Одна радость — это последнее нововведение в полиции, придуманное в целях экономии: на некоторых пропускных пунктах служат ганеши[1] Квина — маленькие синие человечки с головами, как у слонов и четырьмя тонкими ручками. Под каждым ощупывающим хоботом скрывается подобострастная улыбка. Все веселее. Следует отдать бюрократам должное за эту приятную для глаза и прочих чувств перемену. Сутолока рекламных голограмм, без передышки марширующих по тоннелям метро, нудные сизые пункты контроля — а тут яркие необычные краски, хоть ненадолго развлечешься. И ты раздаешь им ответные улыбочки, точно сласти.

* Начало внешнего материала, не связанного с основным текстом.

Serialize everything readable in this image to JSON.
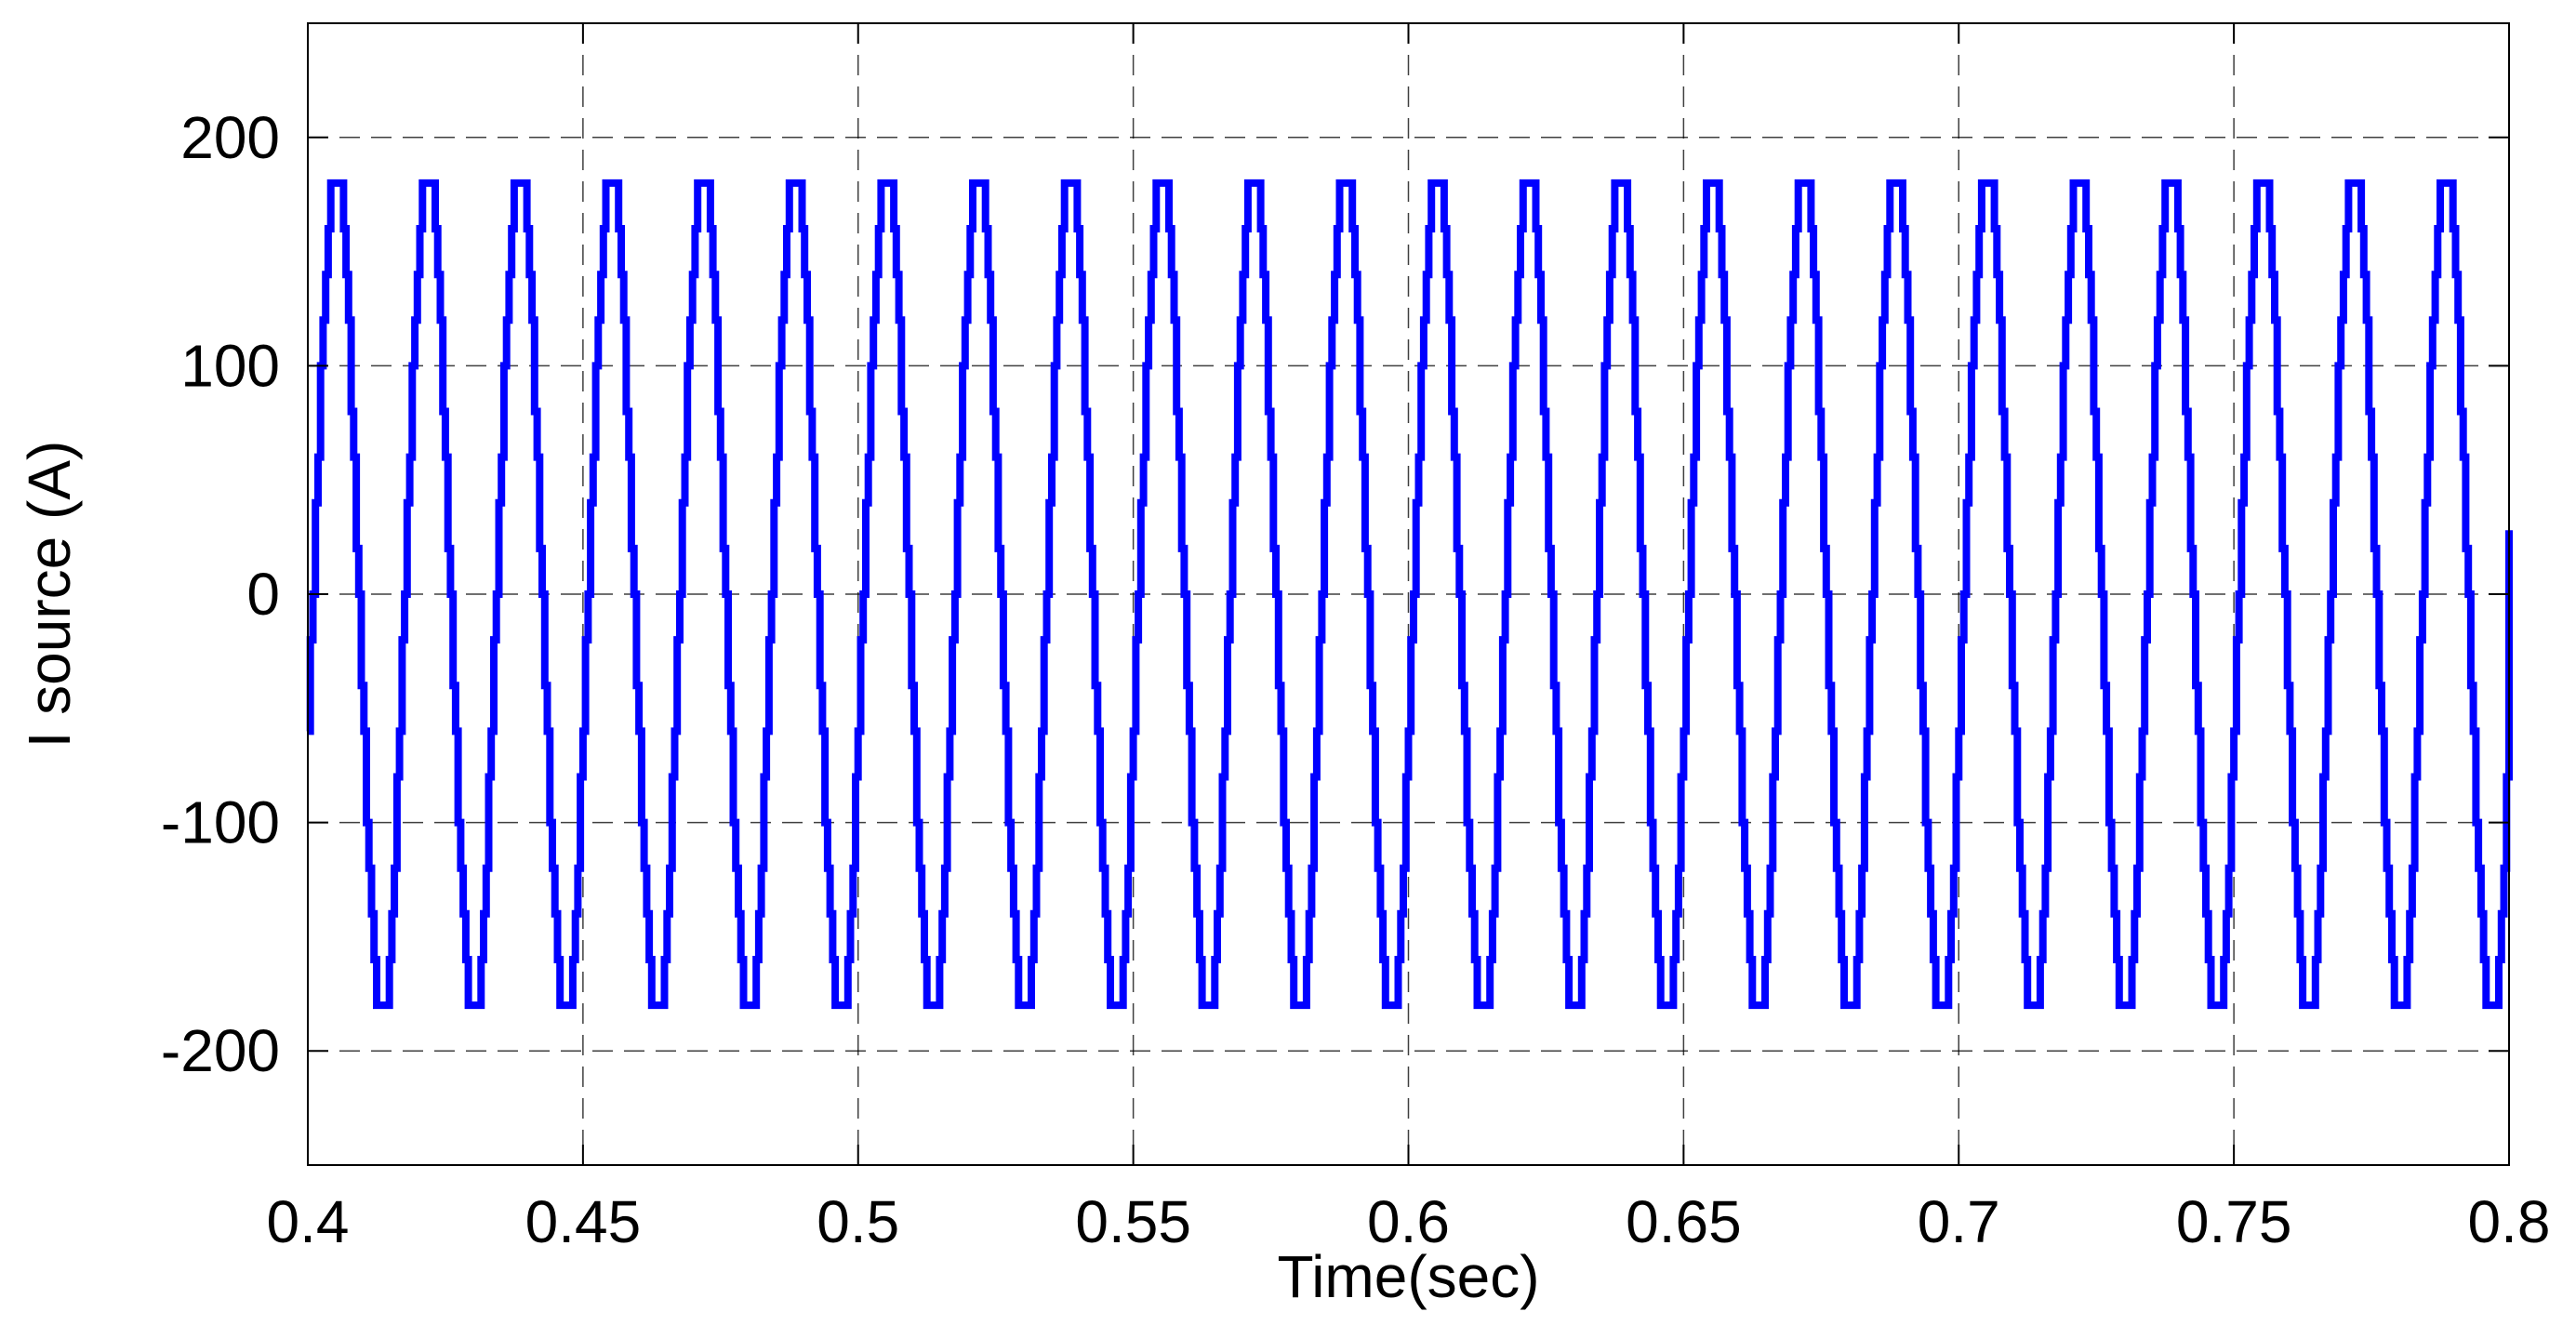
{
  "chart_data": {
    "type": "line",
    "title": "",
    "xlabel": "Time(sec)",
    "ylabel": "I source (A)",
    "xlim": [
      0.4,
      0.8
    ],
    "ylim": [
      -250,
      250
    ],
    "grid": true,
    "legend": "none",
    "x_ticks": [
      "0.4",
      "0.45",
      "0.5",
      "0.55",
      "0.6",
      "0.65",
      "0.7",
      "0.75",
      "0.8"
    ],
    "y_ticks": [
      "200",
      "100",
      "0",
      "-100",
      "-200"
    ],
    "series": [
      {
        "color": "#0000ff",
        "waveform": "stepped sinusoid",
        "amplitude": 185,
        "frequency_hz": 60,
        "t_start": 0.4,
        "t_end": 0.8,
        "start_value": -60,
        "end_value": 28
      }
    ]
  }
}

Наконец толпа суетливых пассажиров выносит тебя на улицу в районе Толстого. А он ничуть не изменился. Грязь, разруха, зараза. Узкие улицы сконфуженно кривятся между приземистыми кирпичными зданиями. Местами даже главные дороги не приспособлены для транспорта на воздушной подушке: подумать только, их крыли асфальтом, а то и хуже — мостили булыжниками! Возведенный в то время, когда повальное увлечение древностью потребовало воскресить немало опасных анахронизмов, район Толстого сохранил наиболее неприглядные явления ушедших веков. Ветер гоняет на перекрестках желтые газеты; тротуары усеяны мусором; по штукатурке растекается черная патина — следы, оставленные лучевым оружием; но самое ужасное — это бродячие звери всех видов и размеров. Они таятся во мраке, быстро перебегают дорогу и снова прячутся в норах и логовах, оставив выглядывать наружу блестящий глаз или клок грязной шерсти. Никому не известно, кто это, насколько эти животные умны и как выживают, даже полиция их не трогает, и только дикие визги в полночный час да пролитая кровь поутру на асфальте не дают забыть об их существовании.
Ветер нещадно треплет сохнущее белье на веревках, натянутых между крышами. Запах отходов и гнили резче и пакостнее ощущается зимой. Одни лишь неистребимые, посеревшие от пыли голощиты нарушают угрюмую монотонность общей темной гаммы. Редкие прохожие торопливо шныряют по улицам, не оглядываясь по сторонам, и пользуются эскалаторами, большинство из которых сломаны либо противно скрипят при езде. А прямо над этими «трущобами» (старинное слово, только что всплыло в памяти) возвышаются небоскребы из пластика и стекла — жилища власть имущих переливаются искрами на фоне тоскливого серого горизонта.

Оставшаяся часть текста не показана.